When science and technology meets with business the amount of output you get is enormous. AI will give you the entire power to focus and face today’s challenges and build you to face the future upcoming challenges. 

Evolving business needs is fulfilled with our AI solution by boosting productivity through creative possibilities. Our AI technology has a wide 24/7 support from our expertise.

Artificial Intelligence

It creates a value idea by analysing the existing data and helps predict product recommendation.

With reinforcement learning our solution success rate increases 94%

Machine Learning

We create ecosystem that helps you solve challenges evolving around your business in real time with machine learning.

When your system force thinks like a human in both logical as well as technical perspective then your business is the game changer in the market. 

Machine Leaning and deep learning

 

Machine Leaning and deep learning gives your business a wide range of access to hidden datas and make your process easy to compete with the market competitor by taking Quick, powerful and creative decision that can change the way of process you did before.

Smarter and faster decision making gives you greater growth in short as well as long term.

The AI Point Supports it’s clients in various verticals for Artificial Intelligence such as:

Artificial Intelligence is borrowing characteristics from human intelligence, and applying them as algorithms in a computer friendly way to find solutions to complex problems in a more human-like fashion. Artificial intelligence (AI) makes it possible for machines to learn from experience, adjust to new inputs and perform human-like tasks. Through deep learning computers are trained to perform human-like tasks, such as recognizing speech, identifying images or making predictions. Instead of organizing data to run through predefined equations, deep learning sets up basic parameters about the data and trains the computer to learn on its own by recognizing patterns using many layers of processing.

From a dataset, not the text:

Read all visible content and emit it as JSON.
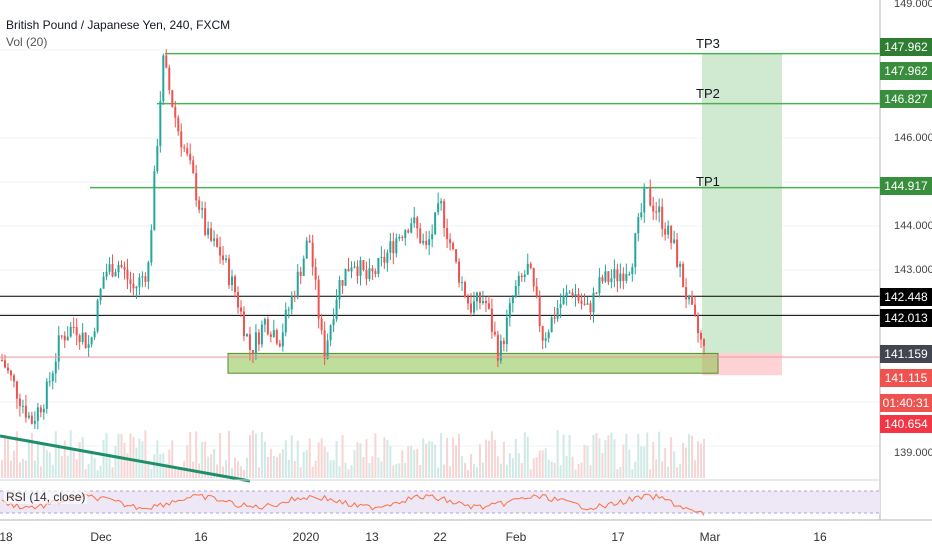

AI is been used in various verticals such as cyber sccurity, face recognition, data analysis, logistics,markting & advertising etc. Popular uses today include:

Speech Recognition

Both the business and academic worlds have embraced deep learning for speech recognition. Many organizations are already employing deep learning technologies in their systems to recognize human speech and voice patterns. The common way to recognize speech is the following: we take a waveform, split it at utterances by silences and then try to recognize what’s being said in each utterance. To do that, we want to take all possible combinations of words and try to match them with the audio. We choose the best matching combination. According to the speech structure, three models are used in speech recognition to do the match: An acoustic model contains acoustic properties for each senone. A phonetic dictionary contains a mapping from words to phones. A language model is used to restrict word search. Those three entities are combined together in an engine to recognize speech.

Image Recognition

One practical application of image recognition is automatic image captioning and scene description. This could be crucial in law enforcement investigations for identifying criminal activity in thousands of photos submitted by bystanders in a crowded area where a crime has occurred. Self-driving cars will also benefit from image recognition through the use of 360-degree camera technology.

Natural Language Processing

Neural networks, a central component of deep learning, have been used to process and analyze written text for many years. A specialization of text mining, this technique can be used to discover patterns in customer complaints, physician notes or news reports, to name a few.

Recommendation Systems

Amazon and Netflix have popularized the notion of a recommendation system with a good chance of knowing what you might be interested in next, based on past behavior. Deep learning can be used to enhance recommendations in complex environments such as music interests or clothing preferences across multiple platforms.